Causal Discovery in Heterogeneous Environments Under the Sparse Mechanism Shift Hypothesis
This addresses the challenge of causal discovery in non-i.i.d. settings for machine learning practitioners, offering a nonparametric approach that leverages sparse changes, though it is incremental in building on existing causal frameworks.
The paper tackles the problem of learning causal structure from heterogeneous data with distribution shifts by proposing the Mechanism Shift Score (MSS), a score-based method that provably identifies the full causal graph under the sparse mechanism shift hypothesis, showing empirical improvements over other methods.

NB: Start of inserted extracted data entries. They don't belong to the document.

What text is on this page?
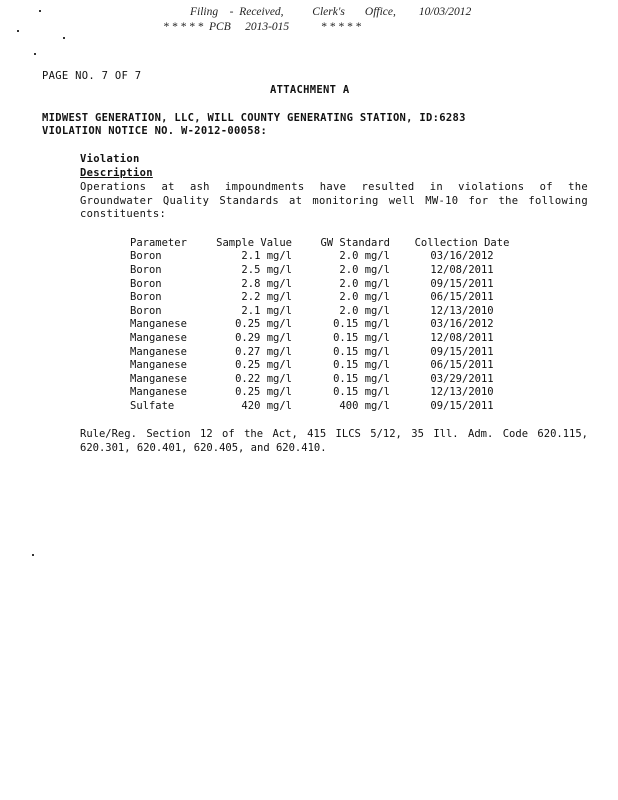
Filing    -  Received,          Clerk's       Office,        10/03/2012
* * * * *  PCB     2013-015           * * * * *
PAGE NO. 7 OF 7
ATTACHMENT A
MIDWEST GENERATION, LLC, WILL COUNTY GENERATING STATION, ID:6283
VIOLATION NOTICE NO. W-2012-00058:
Violation
Description
Operations at ash impoundments have resulted in violations of the Groundwater Quality Standards at monitoring well MW-10 for the following constituents:
Parameter	Sample Value	GW Standard	Collection Date
Boron	2.1 mg/l	2.0 mg/l	03/16/2012
Boron	2.5 mg/l	2.0 mg/l	12/08/2011
Boron	2.8 mg/l	2.0 mg/l	09/15/2011
Boron	2.2 mg/l	2.0 mg/l	06/15/2011
Boron	2.1 mg/l	2.0 mg/l	12/13/2010
Manganese	0.25 mg/l	0.15 mg/l	03/16/2012
Manganese	0.29 mg/l	0.15 mg/l	12/08/2011
Manganese	0.27 mg/l	0.15 mg/l	09/15/2011
Manganese	0.25 mg/l	0.15 mg/l	06/15/2011
Manganese	0.22 mg/l	0.15 mg/l	03/29/2011
Manganese	0.25 mg/l	0.15 mg/l	12/13/2010
Sulfate	420 mg/l	400 mg/l	09/15/2011
Rule/Reg. Section 12 of the Act, 415 ILCS 5/12, 35 Ill. Adm. Code 620.115, 620.301, 620.401, 620.405, and 620.410.
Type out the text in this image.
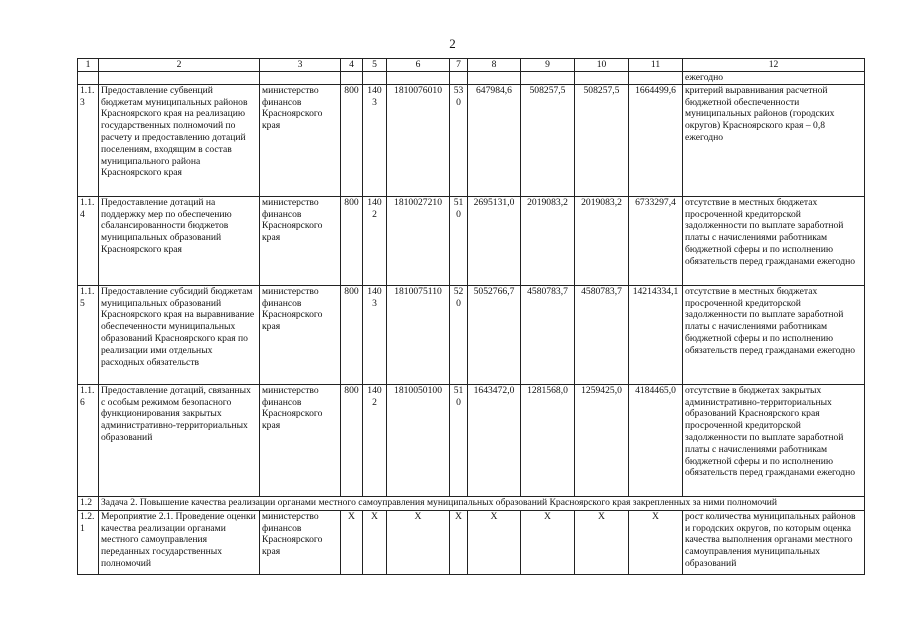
2
1	2	3	4	5	6	7	8	9	10	11	12
											ежегодно
1.1.3	Предоставление субвенций бюджетам муниципальных районов Красноярского края на реализацию государственных полномочий по расчету и предоставлению дотаций поселениям, входящим в состав муниципального района Красноярского края	министерство финансов Красноярского края	800	1403	1810076010	530	647984,6	508257,5	508257,5	1664499,6	критерий выравнивания расчетной бюджетной обеспеченности муниципальных районов (городских округов) Красноярского края – 0,8 ежегодно
1.1.4	Предоставление дотаций на поддержку мер по обеспечению сбалансированности бюджетов муниципальных образований Красноярского края	министерство финансов Красноярского края	800	1402	1810027210	510	2695131,0	2019083,2	2019083,2	6733297,4	отсутствие в местных бюджетах просроченной кредиторской задолженности по выплате заработной платы с начислениями работникам бюджетной сферы и по исполнению обязательств перед гражданами ежегодно
1.1.5	Предоставление субсидий бюджетам муниципальных образований Красноярского края на выравнивание обеспеченности муниципальных образований Красноярского края по реализации ими отдельных расходных обязательств	министерство финансов Красноярского края	800	1403	1810075110	520	5052766,7	4580783,7	4580783,7	14214334,1	отсутствие в местных бюджетах просроченной кредиторской задолженности по выплате заработной платы с начислениями работникам бюджетной сферы и по исполнению обязательств перед гражданами ежегодно
1.1.6	Предоставление дотаций, связанных с особым режимом безопасного функционирования закрытых административно-территориальных образований	министерство финансов Красноярского края	800	1402	1810050100	510	1643472,0	1281568,0	1259425,0	4184465,0	отсутствие в бюджетах закрытых административно-территориальных образований Красноярского края просроченной кредиторской задолженности по выплате заработной платы с начислениями работникам бюджетной сферы и по исполнению обязательств перед гражданами ежегодно
1.2	Задача 2. Повышение качества реализации органами местного самоуправления муниципальных образований Красноярского края закрепленных за ними полномочий										
1.2.1	Мероприятие 2.1. Проведение оценки качества реализации органами местного самоуправления переданных государственных полномочий	министерство финансов Красноярского края	Х	Х	Х	Х	Х	Х	Х	Х	рост количества муниципальных районов и городских округов, по которым оценка качества выполнения органами местного самоуправления муниципальных образований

Machine learning approaches commonly rely on the assumption of independent and identically distributed (i.i.d.) data. In reality, however, this assumption is almost always violated due to distribution shifts between environments. Although valuable learning signals can be provided by heterogeneous data from changing distributions, it is also known that learning under arbitrary (adversarial) changes is impossible. Causality provides a useful framework for modeling distribution shifts, since causal models encode both observational and interventional distributions. In this work, we explore the sparse mechanism shift hypothesis, which posits that distribution shifts occur due to a small number of changing causal conditionals. Motivated by this idea, we apply it to learning causal structure from heterogeneous environments, where i.i.d. data only allows for learning an equivalence class of graphs without restrictive assumptions. We propose the Mechanism Shift Score (MSS), a score-based approach amenable to various empirical estimators, which provably identifies the entire causal structure with high probability if the sparse mechanism shift hypothesis holds. Empirically, we verify behavior predicted by the theory and compare multiple estimators and score functions to identify the best approaches in practice. Compared to other methods, we show how MSS bridges a gap by both being nonparametric as well as explicitly leveraging sparse changes.